I can't give legal advice but generally speaking a judgment may or may not be attached to the property.

It depends on the owner and if they did any legal maneuvering with title taking name off and putting back on etc. The judgment if attached to the property is nothing more than a lien interest.

If that seller gets foreclosed on the judgment from an individual or typical creditor would be wiped out. The debt would still follow the foreclosed owner until they settled or completed a chapter 7 BK or crammed down in a Chapter 13.

If the proceeds from the foreclosure sale pay off the first in full and the only other lien is the judgment then the extra proceeds would go to pay that down.

If you are buying a short sale then you would negotiate with that creditor and they might release for a 1,000 to 2,000 payoff on the 8,000 but still reserve the right to pursue the former owner at a later date for the balance.

Thanks for all the replies.

So, generally speaking, if it's discovered through public records that there is a judgment on the owner of a prop that is getting foreclosed, that judgment amount should not transfer to the prospective purchaser via foreclosure auction?

-a

Seems you answered your own question in a prior post on this thread.
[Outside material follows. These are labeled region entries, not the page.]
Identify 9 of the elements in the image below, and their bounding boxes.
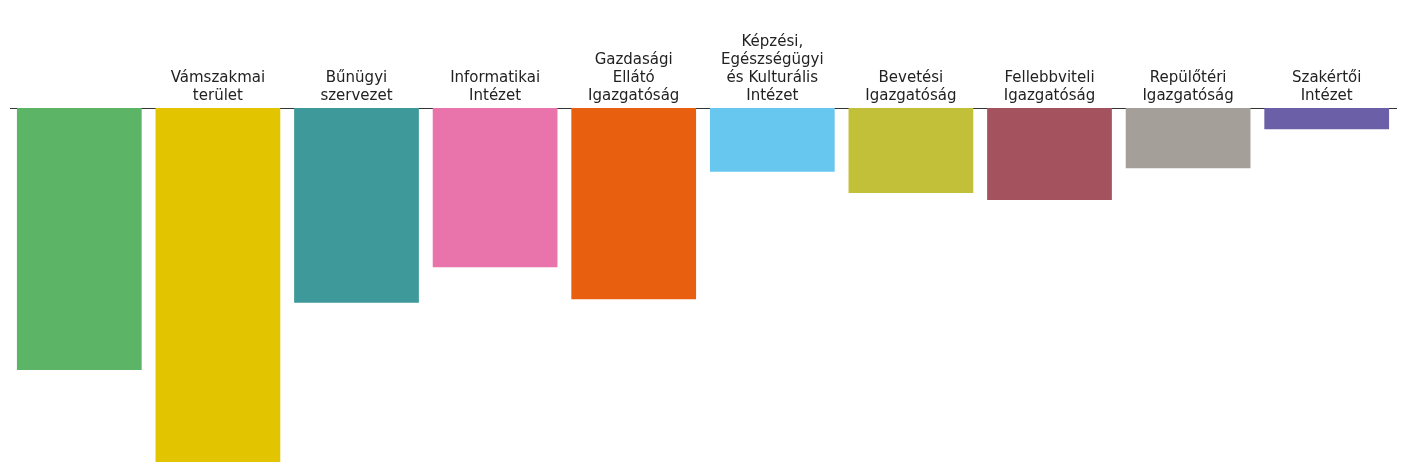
x-tick-label: Képzési, Egészségügyi és Kulturális Intézet (721, 31, 824, 104)
x-tick-label: Gazdasági Ellátó Igazgatóság (588, 49, 680, 104)
x-tick-label: Bevetési Igazgatóság (865, 67, 957, 104)
x-tick-label: Informatikai Intézet (450, 67, 541, 104)
x-tick-label: Bűnügyi szervezet (320, 67, 393, 104)
x-tick-label: Szakértői Intézet (1292, 67, 1362, 104)
x-tick-label: Repülőtéri Igazgatóság (1142, 67, 1234, 104)
x-tick-label: Fellebbviteli Igazgatóság (1003, 67, 1096, 104)
x-tick-label: Vámszakmai terület (170, 67, 266, 104)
That judgment you find has to get in line with other liens to determine whether it gets paid, it survives, or it gets extinguished.

Steve, I'm not following you, I'm not sure where I answered my own question..?

I'm familiar with the lienholder order, how they get paid with the proceeds from a foreclosure auction, and how they get extinguished. My concern is assuming the homeowners judgment lien (as I would property taxes) when purchasing a home at a foreclosure auction.

Let me throw out a scenario:

1) senior mortgage of $200K, junior mtg of $50K, and a $5K judgment. The auction sale yields $210K. In this scenario, the senior mtg gets paid in full, the junior mtg gets the remaining $10K (w/the difference extinguished), and the judgment gets extinguished as well? Or does the new owner assume that debt? Or does it simply stay with the previous owner as a deficiency?

Well, in your example, you can tack $20K or so of late fees, lawyer fees and foreclosure costs, so even the first get shorted.

But say the winning bid was $250K. The junior lien would get the $30K or so excess. The new owner would not get any of these junior debts. The lenders may or may not choose to pursue deficiencies.

When you get a title search on the property it will show liens on the property. Those are what matter. Not every judgement against the owner.

Thanks Jon.

On a slightly separate note, I've been doing all the title searches via public records (recorder, prop tax, and township). Are these the same resources that title search companies use when searching title?

IRS liens that are junior are extinguished with the judicial sale, at least in Illinois. The problem, I've heard, is that they can, after the sale, redeem the property if they want. As this rarely happens, it's not a huge issue, unless the lien is significant.

@Andrew Stoll

I'm pretty good at searching title, but if I know I'm going to bid, I'll get a title search done, $75-$100. Also, as to "taxes", property taxes will always stay with the property, and there is usually at least one years worth of them.

Originally posted by @Andrew Stoll :
IRS liens that are junior are extinguished with the judicial sale, at least in Illinois. The problem, I've heard, is that they can, after the sale, redeem the property if they want. As this rarely happens, it's not a huge issue, unless the lien is significant.

@Andrew Stoll - you have some good and bad info in this one. Let's break it down.

IRS liens that are junior are extinguished as you mentioned.

The IRS has a 120 day right of redemption - you seem to know that. This implies that you should not put any significant rehab or spending of money during that 120 day period.

The size of the lien isn't so much of a factor - the anticipated amount of equity of the property is more of a factor. If you win with a bid of $50K, and the IRS thinks it's worth $100K, the IRS will want to get paid; change the value to $55K and the IRS probably won't bother.